Dynamic Server-Side Clustering for Large Datasets

11 minute read

I recently created a Minimum Viable Product (MVP) for a startup on the Geovation Programme. A principal requirement of this MVP is to display geo-located images, and the expectation is that many tens if not hundreds of thousands of images will be available on the site within the first year of operation. This presented me with a difficulty: How do I present such large amounts of data to the user without an unacceptable delay in rendering the results?

This post describes the solution I came up with for clustering images server-side in order to reduce latency and increase performance client-side.

Client-side Rendering

The client-side rendering of the location data is handled by Leaflet. My first attempt at compression used a Leaflet plugin called Marker Cluster. In common with many other clustering libraries, Marker Cluster has a great demonstration showing how well it renders a large number of markers (50,000 in this case). What is fails to do (also in common with the other libraries) is to explain how you get 50,000 markers onto the client in the first place without waiting 5 minutes for them to be transferred from the server. This is the problem I aim to solve.

In order for the server-side results to be compatible with the client I decided that the same clustering algorithm should be used on both platforms. Since MarkerCluster is DOM-based, this meant creating a virtual DOM on the server and somehow running the MarkerCluster library within it. To cut a long story short, I managed to make this work by modifying this excellent example but it quickly became apparent that even with low numbers (i.e. 2000 - 3000 markers) performance was unacceptably slow.
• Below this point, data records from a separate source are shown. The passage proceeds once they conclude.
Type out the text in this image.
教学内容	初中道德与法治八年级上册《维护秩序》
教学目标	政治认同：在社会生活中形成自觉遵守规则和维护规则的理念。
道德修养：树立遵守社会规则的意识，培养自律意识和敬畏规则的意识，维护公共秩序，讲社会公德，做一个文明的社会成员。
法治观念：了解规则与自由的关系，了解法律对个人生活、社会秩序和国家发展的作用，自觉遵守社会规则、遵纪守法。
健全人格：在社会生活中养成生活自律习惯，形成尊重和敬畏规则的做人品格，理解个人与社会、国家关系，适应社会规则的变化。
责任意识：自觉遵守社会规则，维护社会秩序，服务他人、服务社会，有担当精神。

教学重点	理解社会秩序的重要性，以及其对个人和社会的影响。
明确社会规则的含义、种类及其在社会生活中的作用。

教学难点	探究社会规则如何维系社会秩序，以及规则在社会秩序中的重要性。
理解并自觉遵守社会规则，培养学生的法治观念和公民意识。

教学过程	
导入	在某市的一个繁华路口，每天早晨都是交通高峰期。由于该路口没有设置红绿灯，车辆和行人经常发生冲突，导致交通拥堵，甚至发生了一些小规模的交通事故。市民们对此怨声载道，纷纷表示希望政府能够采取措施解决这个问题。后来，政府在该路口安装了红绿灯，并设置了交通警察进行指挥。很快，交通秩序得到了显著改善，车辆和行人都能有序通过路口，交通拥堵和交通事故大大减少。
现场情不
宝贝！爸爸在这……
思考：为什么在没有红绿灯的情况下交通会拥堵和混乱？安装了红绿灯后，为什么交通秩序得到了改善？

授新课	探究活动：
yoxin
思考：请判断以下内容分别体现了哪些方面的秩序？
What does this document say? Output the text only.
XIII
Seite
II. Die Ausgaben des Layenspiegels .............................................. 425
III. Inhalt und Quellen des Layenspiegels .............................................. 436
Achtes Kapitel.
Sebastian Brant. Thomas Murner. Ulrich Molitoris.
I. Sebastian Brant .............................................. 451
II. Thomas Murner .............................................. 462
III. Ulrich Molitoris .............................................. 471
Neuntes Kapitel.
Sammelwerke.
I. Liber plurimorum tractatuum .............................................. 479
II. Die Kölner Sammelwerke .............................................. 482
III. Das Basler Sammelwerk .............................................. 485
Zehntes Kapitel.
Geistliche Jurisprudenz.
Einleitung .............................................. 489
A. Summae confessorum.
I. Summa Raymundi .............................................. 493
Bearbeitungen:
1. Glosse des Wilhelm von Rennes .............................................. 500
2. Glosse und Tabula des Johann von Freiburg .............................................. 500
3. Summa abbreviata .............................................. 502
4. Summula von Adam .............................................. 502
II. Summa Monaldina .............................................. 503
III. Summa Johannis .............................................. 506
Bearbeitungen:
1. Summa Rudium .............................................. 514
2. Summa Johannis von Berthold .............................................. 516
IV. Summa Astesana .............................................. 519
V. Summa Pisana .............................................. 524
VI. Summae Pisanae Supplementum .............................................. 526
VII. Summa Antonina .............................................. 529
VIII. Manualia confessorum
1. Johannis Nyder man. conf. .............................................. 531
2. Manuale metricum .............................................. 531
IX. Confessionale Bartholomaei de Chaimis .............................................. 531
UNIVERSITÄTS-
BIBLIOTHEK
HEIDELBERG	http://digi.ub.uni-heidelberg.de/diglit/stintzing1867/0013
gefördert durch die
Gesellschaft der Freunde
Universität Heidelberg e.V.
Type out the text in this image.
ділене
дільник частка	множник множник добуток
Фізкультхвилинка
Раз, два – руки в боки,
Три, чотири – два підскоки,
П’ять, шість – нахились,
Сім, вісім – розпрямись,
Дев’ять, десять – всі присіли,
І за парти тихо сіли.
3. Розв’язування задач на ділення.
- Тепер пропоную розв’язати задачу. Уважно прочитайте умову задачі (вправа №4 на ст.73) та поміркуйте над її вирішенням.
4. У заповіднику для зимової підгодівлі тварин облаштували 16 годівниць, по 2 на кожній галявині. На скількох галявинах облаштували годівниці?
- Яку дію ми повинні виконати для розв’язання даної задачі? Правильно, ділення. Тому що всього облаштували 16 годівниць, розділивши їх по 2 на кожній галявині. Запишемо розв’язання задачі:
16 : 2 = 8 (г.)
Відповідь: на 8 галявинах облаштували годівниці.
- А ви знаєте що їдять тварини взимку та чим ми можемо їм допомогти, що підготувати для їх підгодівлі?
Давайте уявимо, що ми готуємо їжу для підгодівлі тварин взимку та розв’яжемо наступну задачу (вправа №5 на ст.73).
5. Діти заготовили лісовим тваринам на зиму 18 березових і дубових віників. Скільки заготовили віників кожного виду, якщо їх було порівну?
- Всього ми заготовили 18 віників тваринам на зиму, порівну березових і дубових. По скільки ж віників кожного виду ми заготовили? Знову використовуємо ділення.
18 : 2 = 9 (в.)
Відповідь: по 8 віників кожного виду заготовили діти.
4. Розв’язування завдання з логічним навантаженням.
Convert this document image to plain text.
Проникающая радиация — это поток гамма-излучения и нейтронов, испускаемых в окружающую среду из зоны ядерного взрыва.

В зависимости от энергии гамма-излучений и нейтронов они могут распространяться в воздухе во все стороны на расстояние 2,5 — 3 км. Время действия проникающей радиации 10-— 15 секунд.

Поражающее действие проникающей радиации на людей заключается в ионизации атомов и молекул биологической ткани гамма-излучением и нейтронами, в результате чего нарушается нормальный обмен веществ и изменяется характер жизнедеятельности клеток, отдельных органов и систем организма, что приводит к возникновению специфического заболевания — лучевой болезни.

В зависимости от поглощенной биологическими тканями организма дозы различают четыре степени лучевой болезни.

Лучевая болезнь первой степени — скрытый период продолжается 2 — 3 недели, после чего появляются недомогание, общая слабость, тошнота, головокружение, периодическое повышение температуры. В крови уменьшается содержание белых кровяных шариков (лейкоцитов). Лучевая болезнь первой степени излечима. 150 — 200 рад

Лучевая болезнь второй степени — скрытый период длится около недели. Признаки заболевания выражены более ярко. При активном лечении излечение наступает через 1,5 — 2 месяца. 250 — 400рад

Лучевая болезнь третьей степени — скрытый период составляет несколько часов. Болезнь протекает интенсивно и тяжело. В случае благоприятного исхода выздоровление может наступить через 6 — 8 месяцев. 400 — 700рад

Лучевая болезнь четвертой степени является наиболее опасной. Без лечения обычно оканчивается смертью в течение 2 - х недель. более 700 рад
It was at this point that I discovered the excellent Supercluster library from Mapbox. The algorithm used by Supercluster results in:

A crazy fast geospatial point clustering library for browsers and Node

Given that the API for this project is written in Node this seemed to be the perfect solution.

Server-side Compression

ElasticSearch is used within the MVP to index selected elements of the metadata associated with each image for fast retrieval. This includes both text data (in the form of tags and keywords) and location data. ElasticSearch has the capability to perform a range of Geo-related queries including geo_polygon searches to find documents with geo-points within a specified polygon. This is perfect for compressing the source data using the technique described below.

Compresion Based on Current View

When viewing the MVP app on the web or via a mobile device the user is usually only looking at a small part of the available map. The first step in compressing the result set is, fairly obviously, to only return those images whose location falls within the area viewed on the device screen. However, even this is not as straightforward as it seems. In fact, if we are to avoid an unsettling user experience we need to return all images located within a boundary at least 9 times larger than the visible screen (see Figure 1 below).

Screen-based retrieval bounds
Figure 1: Screen-based retrieval bounds

The area we want to view is the rectangle 5 in Figure 1. If the user were to drag the map from the top right-hand corner to the bottom left-hand corner, say, then rectangle 3 would become visible. If we haven’t returned the results for rectangle 3 when rendering rectangle 5 the user is going to see clusters and individual images appearing incrementally as they drag and drop the map. This is a horribly disorientating experience. By pre-fetching all the images located ‘one screen’ in all adjacent directions we stop this from happening, at the cost of having to return roughly an order of magnitude more points than we would get for a ‘single-screen’ search.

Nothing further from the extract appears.